KONTAN.CO.ID – JAKARTA. Institute for Demographic and Poverty Studies (IDEAS) mendorong pemerintah untuk segara menerapkan kebijakan cukai minuman berpemanis dalam kemasan (MBDK).
Untuk itu, Direktur IDEAS Yusuf Wibisono menyesalkan, sikap pemerintah yang memutuskan menunda dan mundur penepan cukai minuman berpemanis hingga di tahun depan.
Pasalnya, kebijakan tersebut sejatinya telah diterapkan di enam negara ASEAN sehingga pemerintah tidak perlu ragu untuk memungut cukai minuman berpemanis.
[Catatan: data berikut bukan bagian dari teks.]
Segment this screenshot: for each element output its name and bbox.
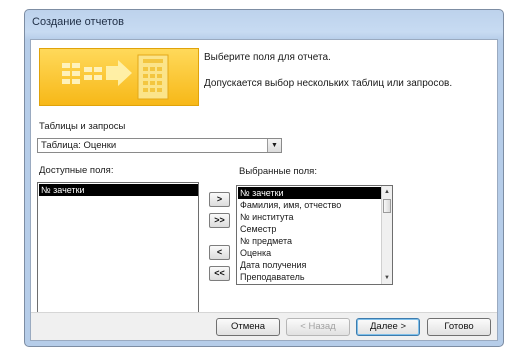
add-all-fields-button[interactable]: >> [209, 213, 230, 228]
selected-fields-list[interactable]: № зачетки Фамилия, имя, отчество № инсти… [236, 185, 393, 285]
next-button[interactable]: Далее > [356, 318, 420, 336]
selected-fields-label: Выбранные поля: [239, 166, 317, 177]
tables-queries-value: Таблица: Оценки [41, 140, 117, 151]
back-button[interactable]: < Назад [286, 318, 350, 336]
tables-queries-label: Таблицы и запросы [39, 121, 126, 132]
available-fields-label: Доступные поля: [39, 165, 114, 176]
chevron-down-icon[interactable]: ▼ [267, 139, 281, 152]
dialog-footer: Отмена < Назад Далее > Готово [31, 312, 497, 340]
selected-field-item[interactable]: № предмета [238, 235, 292, 247]
intro-text-secondary: Допускается выбор нескольких таблиц или … [204, 78, 453, 89]
available-field-item[interactable]: № зачетки [39, 184, 198, 196]
report-wizard-dialog: Создание отчетов Выберите поля для отчет… [24, 9, 504, 347]
add-field-button[interactable]: > [209, 192, 230, 207]
scroll-up-icon[interactable]: ▲ [382, 187, 392, 197]
dialog-content: Выберите поля для отчета. Допускается вы… [30, 39, 498, 341]
remove-field-button[interactable]: < [209, 245, 230, 260]
finish-button[interactable]: Готово [427, 318, 491, 336]
report-wizard-icon [39, 48, 199, 106]
scroll-down-icon[interactable]: ▼ [382, 273, 392, 283]
selected-field-item[interactable]: Дата получения [238, 259, 306, 271]
remove-all-fields-button[interactable]: << [209, 266, 230, 281]
selected-field-item[interactable]: Семестр [238, 223, 276, 235]
scroll-thumb[interactable] [383, 199, 391, 213]
available-fields-list[interactable]: № зачетки [37, 182, 199, 317]
selected-field-item[interactable]: Преподаватель [238, 271, 305, 283]
selected-field-item[interactable]: № зачетки [238, 187, 381, 199]
cancel-button[interactable]: Отмена [216, 318, 280, 336]
selected-field-item[interactable]: № института [238, 211, 294, 223]
tables-queries-dropdown[interactable]: Таблица: Оценки ▼ [37, 138, 282, 153]
intro-text-primary: Выберите поля для отчета. [204, 52, 331, 63]
window-title: Создание отчетов [32, 16, 124, 28]
selected-fields-scrollbar[interactable]: ▲ ▼ [381, 186, 392, 284]
selected-field-item[interactable]: Фамилия, имя, отчество [238, 199, 341, 211]
selected-field-item[interactable]: Оценка [238, 247, 271, 259]
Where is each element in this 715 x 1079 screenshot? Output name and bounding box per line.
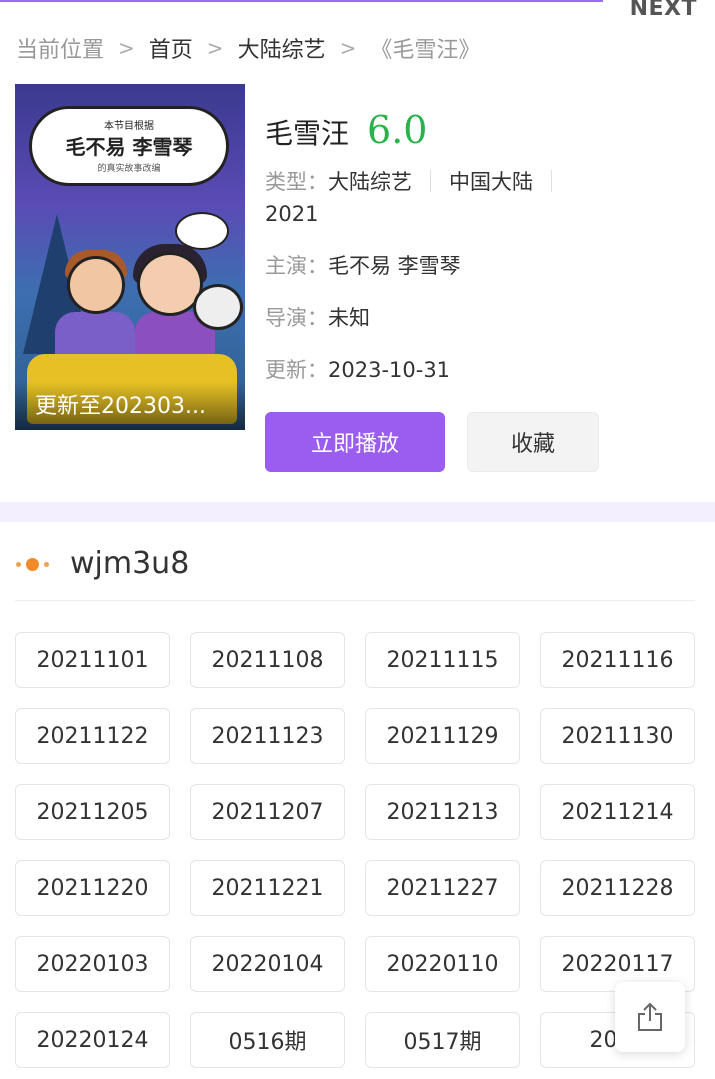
chevron-right-icon: >: [118, 36, 135, 60]
next-button[interactable]: NEXT: [630, 0, 697, 21]
updated-value: 2023-10-31: [328, 358, 451, 382]
breadcrumb-prefix: 当前位置: [16, 38, 105, 63]
episode-button[interactable]: 0517期: [365, 1012, 520, 1068]
show-score: 6.0: [367, 108, 428, 152]
episode-button[interactable]: 20211228: [540, 860, 695, 916]
episode-button[interactable]: 20220103: [15, 936, 170, 992]
type-row: 类型：大陆综艺 中国大陆 2021: [265, 166, 705, 230]
poster-cloud: 本节目根据 毛不易 李雪琴 的真实故事改编: [29, 106, 229, 186]
director-label: 导演：: [265, 306, 328, 330]
poster-image[interactable]: 本节目根据 毛不易 李雪琴 的真实故事改编 更新至202303...: [15, 84, 245, 430]
episode-list: 20211101 20211108 20211115 20211116 20211122…: [15, 632, 695, 1068]
progress-line: [0, 0, 603, 2]
director-value: 未知: [328, 306, 370, 330]
poster-cloud-names: 毛不易 李雪琴: [65, 135, 193, 159]
source-header: wjm3u8: [16, 546, 189, 581]
episode-button[interactable]: 20211108: [190, 632, 345, 688]
chevron-right-icon: >: [339, 36, 357, 60]
section-underline: [15, 600, 695, 601]
type-value[interactable]: 大陆综艺: [328, 170, 412, 194]
episode-button[interactable]: 20220124: [15, 1012, 170, 1068]
episode-button[interactable]: 20211207: [190, 784, 345, 840]
poster-update-text: 更新至202303...: [35, 394, 206, 419]
episode-button[interactable]: 20220104: [190, 936, 345, 992]
poster-cloud-top-text: 本节目根据: [104, 121, 154, 132]
favorite-button[interactable]: 收藏: [467, 412, 599, 472]
breadcrumb-current: 《毛雪汪》: [370, 38, 481, 63]
dots-icon: [16, 556, 52, 572]
action-buttons: 立即播放 收藏: [265, 412, 599, 472]
region-value[interactable]: 中国大陆: [449, 170, 533, 194]
show-title: 毛雪汪: [265, 117, 350, 150]
updated-row: 更新：2023-10-31: [265, 354, 705, 386]
breadcrumb-category-link[interactable]: 大陆综艺: [238, 32, 326, 64]
episode-button[interactable]: 0516期: [190, 1012, 345, 1068]
episode-button[interactable]: 20211220: [15, 860, 170, 916]
source-title[interactable]: wjm3u8: [70, 546, 189, 581]
episode-button[interactable]: 20211122: [15, 708, 170, 764]
share-icon: [638, 1002, 662, 1031]
section-divider: [0, 502, 715, 522]
year-value[interactable]: 2021: [265, 202, 318, 226]
episode-button[interactable]: 20211221: [190, 860, 345, 916]
episode-button[interactable]: 20220110: [365, 936, 520, 992]
updated-label: 更新：: [265, 358, 328, 382]
separator: [551, 170, 552, 192]
stars-label: 主演：: [265, 254, 328, 278]
director-row: 导演：未知: [265, 302, 705, 334]
show-info: 毛雪汪 6.0 类型：大陆综艺 中国大陆 2021 主演：毛不易 李雪琴 导演：未知…: [265, 108, 705, 386]
breadcrumb: 当前位置 > 首页 > 大陆综艺 > 《毛雪汪》: [16, 32, 480, 64]
stars-value[interactable]: 毛不易 李雪琴: [328, 254, 461, 278]
episode-button[interactable]: 20211214: [540, 784, 695, 840]
title-row: 毛雪汪 6.0: [265, 108, 705, 152]
episode-button[interactable]: 20211130: [540, 708, 695, 764]
episode-button[interactable]: 20211129: [365, 708, 520, 764]
separator: [430, 170, 431, 192]
episode-button[interactable]: 20211116: [540, 632, 695, 688]
episode-button[interactable]: 20211101: [15, 632, 170, 688]
share-button[interactable]: [615, 982, 685, 1052]
poster-cloud-sub-text: 的真实故事改编: [97, 164, 161, 174]
poster-character-face: [67, 256, 125, 314]
poster-dog: [193, 284, 243, 330]
episode-button[interactable]: 20211213: [365, 784, 520, 840]
episode-button[interactable]: 20211123: [190, 708, 345, 764]
chevron-right-icon: >: [206, 36, 224, 60]
stars-row: 主演：毛不易 李雪琴: [265, 250, 705, 282]
episode-button[interactable]: 20211205: [15, 784, 170, 840]
top-bar: NEXT: [0, 0, 715, 21]
play-button[interactable]: 立即播放: [265, 412, 445, 472]
type-label: 类型：: [265, 170, 328, 194]
episode-button[interactable]: 20211227: [365, 860, 520, 916]
episode-button[interactable]: 20211115: [365, 632, 520, 688]
breadcrumb-home-link[interactable]: 首页: [149, 32, 193, 64]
“Indonesia kini sudah darurat obesitas dan diabetes, karena itu kebijakan untuk menakan konsumsi minuman dengan kandungan gula tinggi sudah sangat mendesak untuk segera direalisasikan di Indonesia,” ujar Yusuf kepada Kontan.co.id, Senin (31/7).
Terlebih lagi, cukai minuman berpemanis sudah masuk dalam target APBN 2023 sebesar Rp 3,08 triliun. Oleh karena itu, dirinya sangat mengherankan jika penerapan cukai MBDK ini kembali diundur hingga tahun 2024.
Yusuf menyarankan, pemerintah bisa mengenakan tarif cukai minuman berpemanis pada kisaran 20% hingga 25%. Dengan tarif cukai yang signifikan tersebut, maka tujuan penerapan cukai MBDK akan tercapai, yaitu turunnya konsumsi MBDK.
Hanya saja, menurutnya, penerapan cukai ini lebih rumit jika dibandingkan pajak, yaitu mengharuskan adanya pemeriksaan fisik barang kena cukai (BKC) dan keharusan adanya pita cukai sebagai bukti pelunasan.
Untuk itu, layer dari tarif cukai MBDK sebaiknya dibuat tidak terlalu banyak dan diusahakan sesederhana mungkin untuk menekan peluang industri melakukan penghindaran cukai MBDK ini.
Selain itu, penerapan cukai MBDK ini juga membutuhkan penerapan yang menyeluruh ke seluruh produk minuman berpemanis, baik dalam kemasan maupun tidak dalam kemasan. Misalnya minuman berpemanis di restoran siap saji.
“Hal ini agar konsumen tidak mengalihkan konsumsinya dari MBDK yang terkena cukai ke minuman berpemanis yang tidak dalam kemasan yang tidak terkena cukai,” terang Yusuf.